Ch'ŏnnae County is a kun, or county, in Kangwŏn province, North Korea. Originally part of Munch'ŏn, it was made a separate county as part of the general reorganization of local government in December 1952.

==Physical features==
Ch'ŏnnae borders the Sea of Japan (East Sea of Korea) to the east.
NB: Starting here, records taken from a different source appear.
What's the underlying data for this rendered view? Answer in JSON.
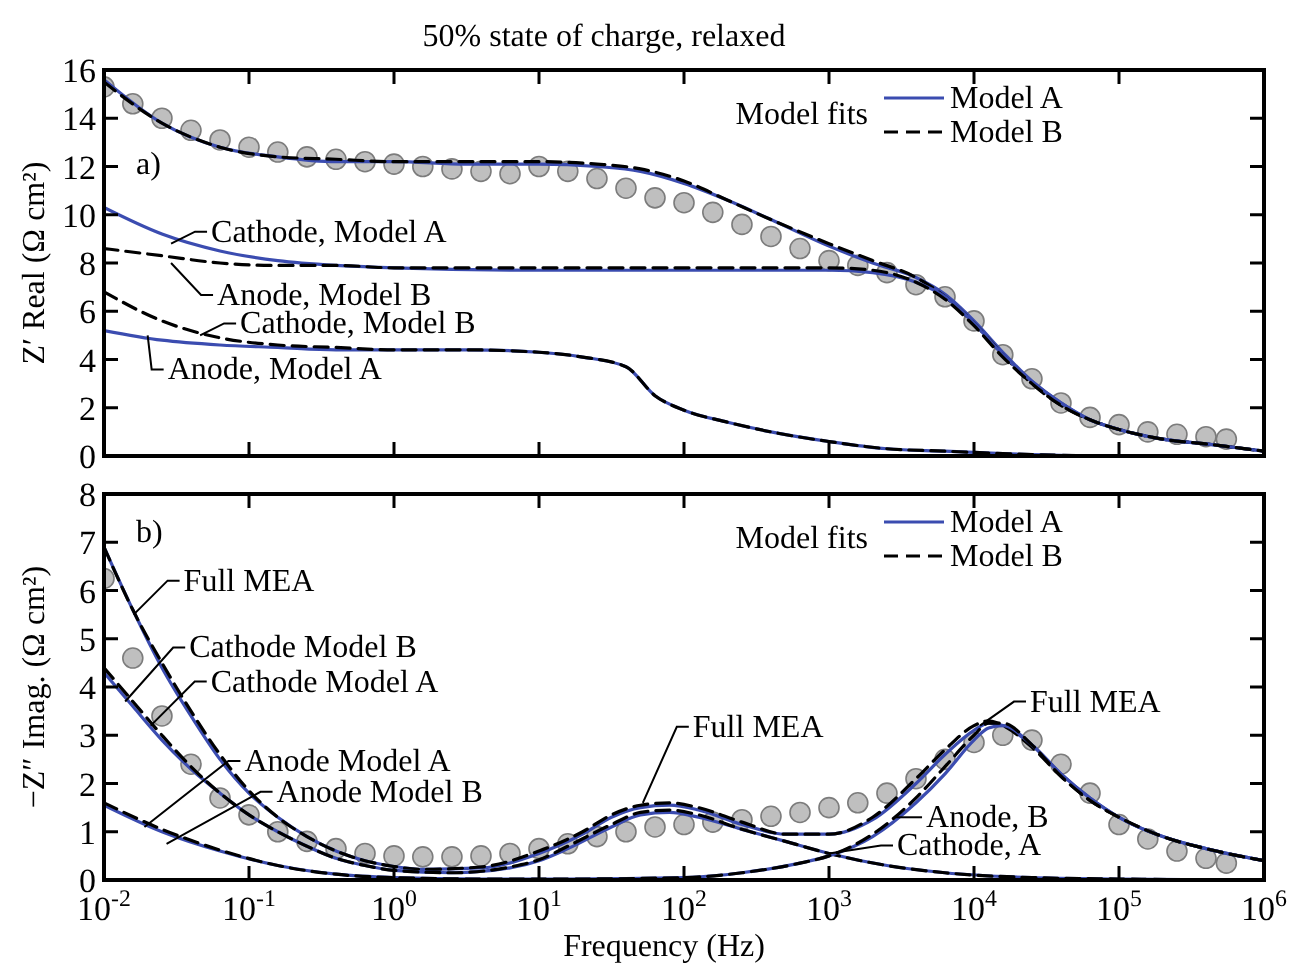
{
  "chart_data": [
    {
      "type": "line",
      "title": "50% state of charge, relaxed",
      "ylabel": "Z′ Real (Ω cm²)",
      "legend_title": "Model fits",
      "legend": "top right",
      "log": "x",
      "tick_labels": "y",
      "xlim": [
        0.01,
        1000000
      ],
      "ylim": [
        0,
        16
      ],
      "xticks": [
        {
          "value": 0.01,
          "label": null
        },
        {
          "value": 0.1,
          "label": null
        },
        {
          "value": 1,
          "label": null
        },
        {
          "value": 10,
          "label": null
        },
        {
          "value": 100,
          "label": null
        },
        {
          "value": 1000,
          "label": null
        },
        {
          "value": 10000,
          "label": null
        },
        {
          "value": 100000,
          "label": null
        },
        {
          "value": 1000000,
          "label": null
        }
      ],
      "yticks": [
        0,
        2,
        4,
        6,
        8,
        10,
        12,
        14,
        16
      ],
      "annotations": [
        "a)",
        {
          "text": "Cathode, Model A",
          "x": 0.029,
          "y": 8.8
        },
        {
          "text": "Anode, Model B",
          "x": 0.029,
          "y": 8.0
        },
        {
          "text": "Cathode, Model B",
          "x": 0.046,
          "y": 5.0
        },
        {
          "text": "Anode, Model A",
          "x": 0.02,
          "y": 5.0
        }
      ],
      "series": [
        {
          "type": "scatter",
          "marker": "circle",
          "color": "#bfbfbf",
          "x": [
            0.01,
            0.0158,
            0.0251,
            0.0398,
            0.0631,
            0.1,
            0.158,
            0.251,
            0.398,
            0.631,
            1,
            1.58,
            2.51,
            3.98,
            6.31,
            10,
            15.8,
            25.1,
            39.8,
            63.1,
            100,
            158,
            251,
            398,
            631,
            1000,
            1580,
            2510,
            3980,
            6310,
            10000,
            15800,
            25100,
            39800,
            63100,
            100000,
            158000,
            251000,
            398000,
            550000
          ],
          "values": [
            15.3,
            14.6,
            14.0,
            13.5,
            13.1,
            12.8,
            12.6,
            12.4,
            12.3,
            12.2,
            12.1,
            12.0,
            11.9,
            11.8,
            11.7,
            12.0,
            11.8,
            11.5,
            11.1,
            10.7,
            10.5,
            10.1,
            9.6,
            9.1,
            8.6,
            8.1,
            7.9,
            7.6,
            7.1,
            6.6,
            5.6,
            4.2,
            3.2,
            2.2,
            1.6,
            1.3,
            1.0,
            0.9,
            0.8,
            0.7
          ]
        },
        {
          "name": "Model A",
          "color": "#3b4cb0",
          "line_style": "solid",
          "x": [
            0.01,
            0.0251,
            0.0631,
            0.158,
            0.398,
            1,
            3.16,
            10,
            25.1,
            50.1,
            100,
            200,
            398,
            1000,
            2000,
            3980,
            6310,
            10000,
            15800,
            25100,
            39800,
            63100,
            100000,
            200000,
            398000,
            1000000
          ],
          "values": [
            15.6,
            13.8,
            12.8,
            12.4,
            12.2,
            12.2,
            12.1,
            12.1,
            12.0,
            11.8,
            11.3,
            10.6,
            9.8,
            8.7,
            8.0,
            7.4,
            6.7,
            5.6,
            4.3,
            3.1,
            2.2,
            1.5,
            1.1,
            0.7,
            0.5,
            0.2
          ]
        },
        {
          "name": "Model B",
          "color": "#000000",
          "line_style": "dashed",
          "x": [
            0.01,
            0.0251,
            0.0631,
            0.158,
            0.398,
            1,
            3.16,
            10,
            25.1,
            50.1,
            100,
            200,
            398,
            1000,
            2000,
            3980,
            6310,
            10000,
            15800,
            25100,
            39800,
            63100,
            100000,
            200000,
            398000,
            1000000
          ],
          "values": [
            15.5,
            13.8,
            12.8,
            12.4,
            12.3,
            12.2,
            12.2,
            12.2,
            12.1,
            11.9,
            11.4,
            10.6,
            9.8,
            8.8,
            8.1,
            7.4,
            6.6,
            5.5,
            4.2,
            3.0,
            2.1,
            1.5,
            1.1,
            0.7,
            0.5,
            0.2
          ]
        },
        {
          "color": "#3b4cb0",
          "line_style": "solid",
          "x": [
            0.01,
            0.0251,
            0.0631,
            0.158,
            0.398,
            1,
            10,
            100,
            1000,
            2000,
            3980,
            6310,
            10000,
            15800,
            25100,
            39800,
            63100,
            100000,
            200000,
            398000,
            1000000
          ],
          "values": [
            10.3,
            9.2,
            8.5,
            8.1,
            7.9,
            7.8,
            7.7,
            7.7,
            7.7,
            7.6,
            7.2,
            6.6,
            5.5,
            4.2,
            3.1,
            2.2,
            1.5,
            1.1,
            0.7,
            0.5,
            0.2
          ]
        },
        {
          "color": "#000000",
          "line_style": "dashed",
          "x": [
            0.01,
            0.0251,
            0.0631,
            0.158,
            0.398,
            1,
            10,
            100,
            1000,
            2000,
            3980,
            6310,
            10000,
            15800,
            25100,
            39800,
            63100,
            100000,
            200000,
            398000,
            1000000
          ],
          "values": [
            8.6,
            8.3,
            8.0,
            7.9,
            7.9,
            7.8,
            7.8,
            7.8,
            7.8,
            7.7,
            7.2,
            6.5,
            5.4,
            4.1,
            3.0,
            2.1,
            1.5,
            1.1,
            0.7,
            0.5,
            0.2
          ]
        },
        {
          "color": "#3b4cb0",
          "line_style": "solid",
          "x": [
            0.01,
            0.0251,
            0.0631,
            0.158,
            0.398,
            1,
            3.16,
            10,
            20,
            39.8,
            63.1,
            100,
            200,
            398,
            1000,
            2510,
            6310,
            15800,
            100000,
            1000000
          ],
          "values": [
            5.2,
            4.8,
            4.6,
            4.5,
            4.4,
            4.4,
            4.4,
            4.3,
            4.1,
            3.7,
            2.5,
            1.9,
            1.4,
            1.0,
            0.6,
            0.3,
            0.2,
            0.1,
            0,
            0
          ]
        },
        {
          "color": "#000000",
          "line_style": "dashed",
          "x": [
            0.01,
            0.0251,
            0.0631,
            0.158,
            0.398,
            1,
            3.16,
            10,
            20,
            39.8,
            63.1,
            100,
            200,
            398,
            1000,
            2510,
            6310,
            15800,
            100000,
            1000000
          ],
          "values": [
            6.8,
            5.6,
            4.9,
            4.6,
            4.5,
            4.4,
            4.4,
            4.3,
            4.1,
            3.7,
            2.5,
            1.9,
            1.4,
            1.0,
            0.6,
            0.3,
            0.2,
            0.1,
            0,
            0
          ]
        }
      ]
    },
    {
      "type": "line",
      "ylabel": "−Z″ Imag. (Ω cm²)",
      "xlabel": "Frequency (Hz)",
      "legend_title": "Model fits",
      "legend": "top right",
      "log": "x",
      "xlim": [
        0.01,
        1000000
      ],
      "ylim": [
        0,
        8
      ],
      "xticks": [
        {
          "value": 0.01,
          "label": "10$^{-2}$"
        },
        {
          "value": 0.1,
          "label": "10$^{-1}$"
        },
        {
          "value": 1,
          "label": "10$^{0}$"
        },
        {
          "value": 10,
          "label": "10$^{1}$"
        },
        {
          "value": 100,
          "label": "10$^{2}$"
        },
        {
          "value": 1000,
          "label": "10$^{3}$"
        },
        {
          "value": 10000,
          "label": "10$^{4}$"
        },
        {
          "value": 100000,
          "label": "10$^{5}$"
        },
        {
          "value": 1000000,
          "label": "10$^{6}$"
        }
      ],
      "yticks": [
        0,
        1,
        2,
        3,
        4,
        5,
        6,
        7,
        8
      ],
      "annotations": [
        "b)",
        {
          "text": "Full MEA",
          "x": 0.016,
          "y": 5.5
        },
        {
          "text": "Cathode Model B",
          "x": 0.014,
          "y": 3.7
        },
        {
          "text": "Cathode Model A",
          "x": 0.021,
          "y": 3.2
        },
        {
          "text": "Anode Model A",
          "x": 0.019,
          "y": 1.1
        },
        {
          "text": "Anode Model B",
          "x": 0.027,
          "y": 0.75
        },
        {
          "text": "Full MEA",
          "x": 52,
          "y": 1.6
        },
        {
          "text": "Full MEA",
          "x": 11000,
          "y": 3.2
        },
        {
          "text": "Anode, B",
          "x": 2900,
          "y": 1.3
        },
        {
          "text": "Cathode, A",
          "x": 1000,
          "y": 0.55
        }
      ],
      "series": [
        {
          "type": "scatter",
          "marker": "circle",
          "color": "#bfbfbf",
          "x": [
            0.01,
            0.0158,
            0.0251,
            0.0398,
            0.0631,
            0.1,
            0.158,
            0.251,
            0.398,
            0.631,
            1,
            1.58,
            2.51,
            3.98,
            6.31,
            10,
            15.8,
            25.1,
            39.8,
            63.1,
            100,
            158,
            251,
            398,
            631,
            1000,
            1580,
            2510,
            3980,
            6310,
            10000,
            15800,
            25100,
            39800,
            63100,
            100000,
            158000,
            251000,
            398000,
            550000
          ],
          "values": [
            6.25,
            4.6,
            3.4,
            2.4,
            1.7,
            1.35,
            1.0,
            0.8,
            0.65,
            0.55,
            0.5,
            0.48,
            0.48,
            0.5,
            0.55,
            0.65,
            0.75,
            0.9,
            1.0,
            1.1,
            1.15,
            1.2,
            1.25,
            1.32,
            1.4,
            1.5,
            1.6,
            1.8,
            2.1,
            2.5,
            2.85,
            3.0,
            2.9,
            2.4,
            1.8,
            1.15,
            0.85,
            0.6,
            0.45,
            0.35
          ]
        },
        {
          "name": "Model A",
          "color": "#3b4cb0",
          "line_style": "solid",
          "x": [
            0.01,
            0.0158,
            0.0251,
            0.0398,
            0.0631,
            0.1,
            0.158,
            0.251,
            0.398,
            0.631,
            1,
            1.58,
            3.98,
            10,
            20,
            31.6,
            50.1,
            79.4,
            126,
            251,
            501,
            1000,
            2000,
            3980,
            6310,
            10000,
            12600,
            15800,
            25100,
            39800,
            63100,
            100000,
            200000,
            398000,
            1000000
          ],
          "values": [
            6.9,
            5.6,
            4.4,
            3.4,
            2.5,
            1.8,
            1.3,
            0.9,
            0.6,
            0.4,
            0.28,
            0.22,
            0.25,
            0.55,
            0.95,
            1.3,
            1.5,
            1.55,
            1.45,
            1.15,
            0.95,
            0.95,
            1.25,
            2.0,
            2.6,
            3.1,
            3.25,
            3.2,
            2.8,
            2.2,
            1.7,
            1.3,
            0.9,
            0.65,
            0.4
          ]
        },
        {
          "name": "Model B",
          "color": "#000000",
          "line_style": "dashed",
          "x": [
            0.01,
            0.0158,
            0.0251,
            0.0398,
            0.0631,
            0.1,
            0.158,
            0.251,
            0.398,
            0.631,
            1,
            1.58,
            3.98,
            10,
            20,
            31.6,
            50.1,
            79.4,
            126,
            251,
            501,
            1000,
            2000,
            3980,
            6310,
            10000,
            12600,
            15800,
            25100,
            39800,
            63100,
            100000,
            200000,
            398000,
            1000000
          ],
          "values": [
            6.9,
            5.6,
            4.5,
            3.5,
            2.6,
            1.85,
            1.3,
            0.9,
            0.6,
            0.4,
            0.28,
            0.22,
            0.27,
            0.6,
            1.0,
            1.35,
            1.55,
            1.6,
            1.5,
            1.2,
            0.95,
            0.95,
            1.3,
            2.1,
            2.7,
            3.2,
            3.3,
            3.2,
            2.75,
            2.15,
            1.65,
            1.3,
            0.9,
            0.65,
            0.4
          ]
        },
        {
          "color": "#3b4cb0",
          "line_style": "solid",
          "x": [
            0.01,
            0.0158,
            0.0251,
            0.0398,
            0.0631,
            0.1,
            0.158,
            0.251,
            0.398,
            0.631,
            1,
            2.51,
            6.31,
            10,
            15.8,
            31.6,
            50.1,
            79.4,
            126,
            251,
            501,
            1000,
            2510,
            6310,
            25100,
            100000,
            1000000
          ],
          "values": [
            4.3,
            3.6,
            2.9,
            2.3,
            1.8,
            1.35,
            1.0,
            0.7,
            0.45,
            0.3,
            0.2,
            0.15,
            0.25,
            0.4,
            0.65,
            1.1,
            1.35,
            1.4,
            1.3,
            1.05,
            0.8,
            0.55,
            0.3,
            0.15,
            0.05,
            0.02,
            0
          ]
        },
        {
          "color": "#000000",
          "line_style": "dashed",
          "x": [
            0.01,
            0.0158,
            0.0251,
            0.0398,
            0.0631,
            0.1,
            0.158,
            0.251,
            0.398,
            0.631,
            1,
            2.51,
            6.31,
            10,
            15.8,
            31.6,
            50.1,
            79.4,
            126,
            251,
            501,
            1000,
            2510,
            6310,
            25100,
            100000,
            1000000
          ],
          "values": [
            4.4,
            3.7,
            3.0,
            2.35,
            1.8,
            1.35,
            1.0,
            0.7,
            0.45,
            0.3,
            0.2,
            0.15,
            0.27,
            0.42,
            0.7,
            1.15,
            1.4,
            1.45,
            1.35,
            1.05,
            0.8,
            0.55,
            0.3,
            0.15,
            0.05,
            0.02,
            0
          ]
        },
        {
          "color": "#3b4cb0",
          "line_style": "solid",
          "x": [
            0.01,
            0.0251,
            0.0631,
            0.158,
            0.398,
            1,
            3.98,
            15.8,
            100,
            251,
            631,
            1000,
            2000,
            3980,
            6310,
            10000,
            12600,
            15800,
            25100,
            39800,
            63100,
            100000,
            200000,
            398000,
            1000000
          ],
          "values": [
            1.55,
            1.0,
            0.6,
            0.3,
            0.12,
            0.05,
            0.02,
            0.02,
            0.05,
            0.15,
            0.35,
            0.5,
            0.9,
            1.6,
            2.2,
            2.9,
            3.15,
            3.2,
            2.8,
            2.2,
            1.7,
            1.3,
            0.9,
            0.65,
            0.4
          ]
        },
        {
          "color": "#000000",
          "line_style": "dashed",
          "x": [
            0.01,
            0.0251,
            0.0631,
            0.158,
            0.398,
            1,
            3.98,
            15.8,
            100,
            251,
            631,
            1000,
            2000,
            3980,
            6310,
            10000,
            12600,
            15800,
            25100,
            39800,
            63100,
            100000,
            200000,
            398000,
            1000000
          ],
          "values": [
            1.6,
            1.05,
            0.62,
            0.3,
            0.12,
            0.05,
            0.02,
            0.02,
            0.05,
            0.15,
            0.35,
            0.5,
            0.95,
            1.7,
            2.35,
            3.0,
            3.25,
            3.25,
            2.8,
            2.15,
            1.65,
            1.3,
            0.9,
            0.65,
            0.4
          ]
        }
      ]
    }
  ]
}
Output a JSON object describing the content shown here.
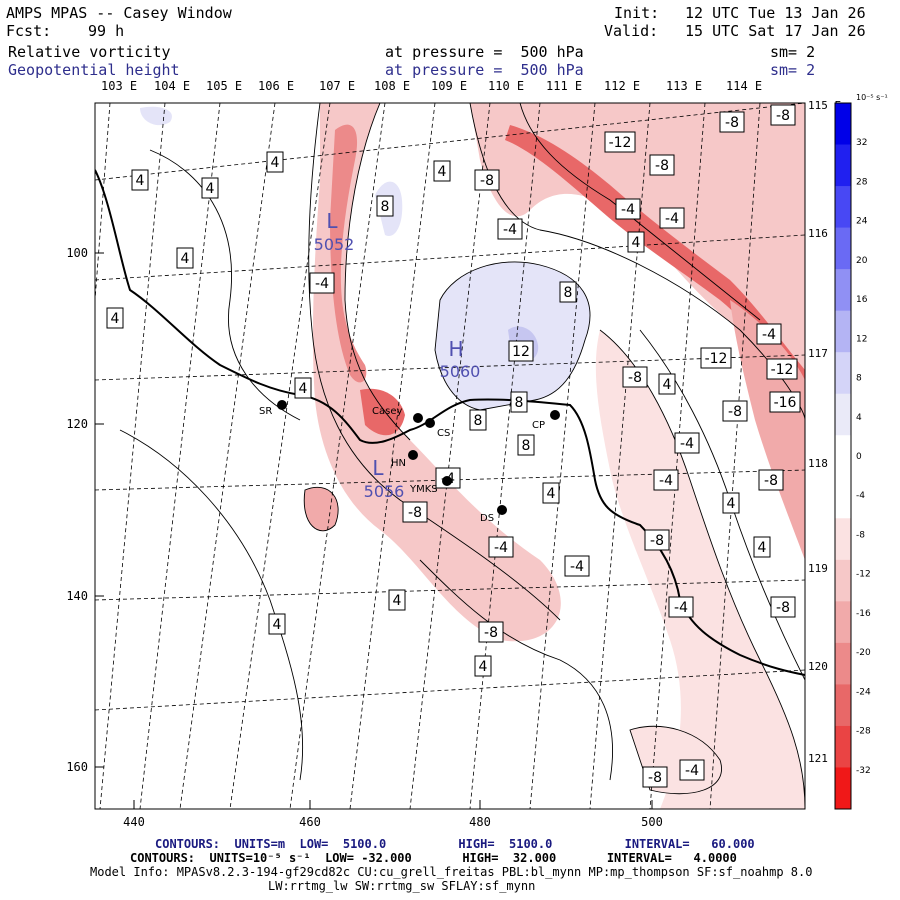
{
  "header": {
    "title": "AMPS MPAS -- Casey Window",
    "fcst_label": "Fcst:",
    "fcst_value": "99 h",
    "init_label": "Init:",
    "init_value": "12 UTC Tue 13 Jan 26",
    "valid_label": "Valid:",
    "valid_value": "15 UTC Sat 17 Jan 26",
    "field1": "Relative vorticity",
    "field2": "Geopotential height",
    "level1": "at pressure =  500 hPa",
    "level2": "at pressure =  500 hPa",
    "sm1": "sm= 2",
    "sm2": "sm= 2"
  },
  "lon_top": [
    "103 E",
    "104 E",
    "105 E",
    "106 E",
    "107 E",
    "108 E",
    "109 E",
    "110 E",
    "111 E",
    "112 E",
    "113 E",
    "114 E"
  ],
  "lat_right": [
    "115 E",
    "116 E",
    "117 E",
    "118 E",
    "119 E",
    "120 E",
    "121 E"
  ],
  "x_ticks": [
    "440",
    "460",
    "480",
    "500"
  ],
  "y_ticks": [
    "100",
    "120",
    "140",
    "160"
  ],
  "colorbar": {
    "unit": "10⁻⁵ s⁻¹",
    "labels": [
      "32",
      "28",
      "24",
      "20",
      "16",
      "12",
      "8",
      "4",
      "0",
      "-4",
      "-8",
      "-12",
      "-16",
      "-20",
      "-24",
      "-28",
      "-32"
    ],
    "colors": [
      "#0000e8",
      "#2020f0",
      "#4848f4",
      "#6a6af4",
      "#9090f4",
      "#b4b4f4",
      "#d4d4f8",
      "#eaeaf8",
      "#ffffff",
      "#ffffff",
      "#fbe2e2",
      "#f6c8c8",
      "#f1aaaa",
      "#ec8a8a",
      "#e86868",
      "#ea4444",
      "#f01818"
    ]
  },
  "stations": [
    {
      "name": "SR"
    },
    {
      "name": "Casey"
    },
    {
      "name": "CS"
    },
    {
      "name": "HN"
    },
    {
      "name": "YMKS"
    },
    {
      "name": "DS"
    },
    {
      "name": "CP"
    }
  ],
  "centers": [
    {
      "letter": "L",
      "value": "5052"
    },
    {
      "letter": "H",
      "value": "5060"
    },
    {
      "letter": "L",
      "value": "5056"
    }
  ],
  "contour_labels": [
    "4",
    "4",
    "4",
    "4",
    "4",
    "-4",
    "4",
    "8",
    "4",
    "-8",
    "-4",
    "-12",
    "-8",
    "-8",
    "-8",
    "-4",
    "4",
    "-4",
    "8",
    "12",
    "-4",
    "-12",
    "-8",
    "4",
    "8",
    "-12",
    "-16",
    "-8",
    "8",
    "-4",
    "8",
    "-4",
    "-8",
    "-4",
    "-8",
    "-4",
    "4",
    "-8",
    "4",
    "-4",
    "4",
    "4",
    "-8",
    "4",
    "-4",
    "-8",
    "4",
    "-8",
    "-4"
  ],
  "footer": {
    "line1": "CONTOURS:  UNITS=m  LOW=  5100.0          HIGH=  5100.0          INTERVAL=   60.000",
    "line2": "CONTOURS:  UNITS=10⁻⁵ s⁻¹  LOW= -32.000       HIGH=  32.000       INTERVAL=   4.0000",
    "line3": "Model Info: MPASv8.2.3-194-gf29cd82c CU:cu_grell_freitas PBL:bl_mynn MP:mp_thompson SF:sf_noahmp 8.0",
    "line4": "LW:rrtmg_lw SW:rrtmg_sw SFLAY:sf_mynn"
  }
}
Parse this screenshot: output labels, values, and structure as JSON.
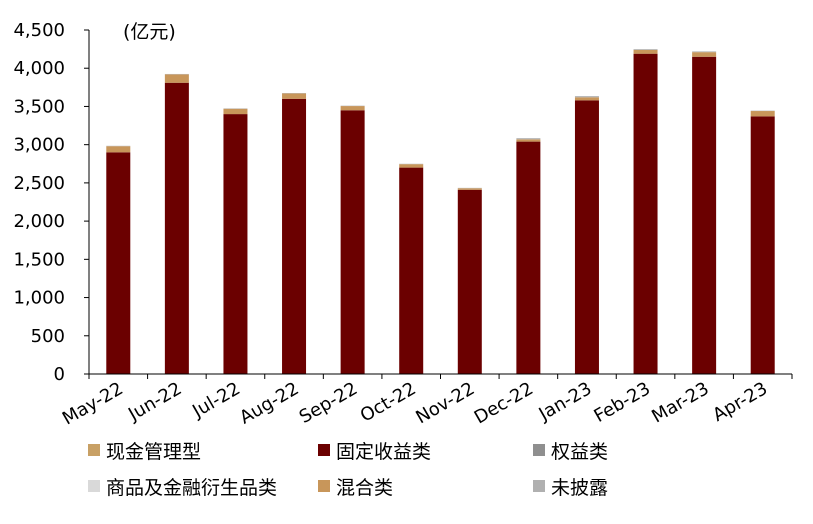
{
  "chart_data": {
    "type": "bar",
    "stacked": true,
    "unit_label": "(亿元)",
    "categories": [
      "May-22",
      "Jun-22",
      "Jul-22",
      "Aug-22",
      "Sep-22",
      "Oct-22",
      "Nov-22",
      "Dec-22",
      "Jan-23",
      "Feb-23",
      "Mar-23",
      "Apr-23"
    ],
    "ylim": [
      0,
      4500
    ],
    "yticks": [
      "0",
      "500",
      "1,000",
      "1,500",
      "2,000",
      "2,500",
      "3,000",
      "3,500",
      "4,000",
      "4,500"
    ],
    "ytick_values": [
      0,
      500,
      1000,
      1500,
      2000,
      2500,
      3000,
      3500,
      4000,
      4500
    ],
    "series": [
      {
        "name": "现金管理型",
        "color": "#c8a065",
        "values": [
          0,
          0,
          0,
          0,
          0,
          0,
          0,
          0,
          0,
          0,
          0,
          0
        ]
      },
      {
        "name": "固定收益类",
        "color": "#6b0000",
        "values": [
          2900,
          3810,
          3400,
          3600,
          3450,
          2700,
          2410,
          3040,
          3580,
          4190,
          4150,
          3370
        ]
      },
      {
        "name": "权益类",
        "color": "#8f8f8f",
        "values": [
          0,
          0,
          0,
          0,
          0,
          0,
          0,
          0,
          0,
          0,
          0,
          0
        ]
      },
      {
        "name": "商品及金融衍生品类",
        "color": "#d9d9d9",
        "values": [
          0,
          0,
          0,
          0,
          0,
          0,
          0,
          0,
          0,
          0,
          0,
          0
        ]
      },
      {
        "name": "混合类",
        "color": "#c8965a",
        "values": [
          80,
          110,
          70,
          70,
          55,
          45,
          20,
          30,
          40,
          50,
          60,
          70
        ]
      },
      {
        "name": "未披露",
        "color": "#b0b0b0",
        "values": [
          5,
          5,
          5,
          5,
          5,
          5,
          5,
          15,
          15,
          10,
          10,
          5
        ]
      }
    ],
    "grid": false,
    "legend_position": "bottom"
  }
}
Most of the terrain is mountainous, but there is level ground near the coast in the northeast. The chief stream is the Ch'ŏnt'an River (천탄강). The county's area is roughly 70% forestland.

==Administrative divisions==
Ch'ŏnnae county is divided into 1 ŭp (town), 3 rodongjagu (workers' districts) and 15 ri (villages):

| * Ch'ŏnnae-ŭp * Hwara-rodongjagu * Ryongdam-rodongjagu * Sinsal-lodongjagu * Changp'ung-ri * Hoebong-ri * Inhŭng-ri * Kŭmsŏng-ri * Kup'o-ri * P'ungjŏl-li | * Roul-li * Ryongru-ri * Sinam-ri * Sinhŭng-ri * Sŭngjŏl-li * Taeyang-ri * Tangch'i-ri * Tonghŭng-ri * Yŏmjŏl-li |

==Economy==
===Agriculture===
In the northeast, the dominant industry is agriculture. The chief local crops are rice, maize, and soybeans; sericulture (silk farming) and orcharding also play a role.

===Mining===
Mines extract local mineral deposits including limestone and anthracite.

==Transport==
The Kangwŏn Line of the Korean State Railway runs through Ch'ŏnnae county, with a short branchline connecting Ch'ŏnnae-ŭp to the mainline. The county is also served by roads.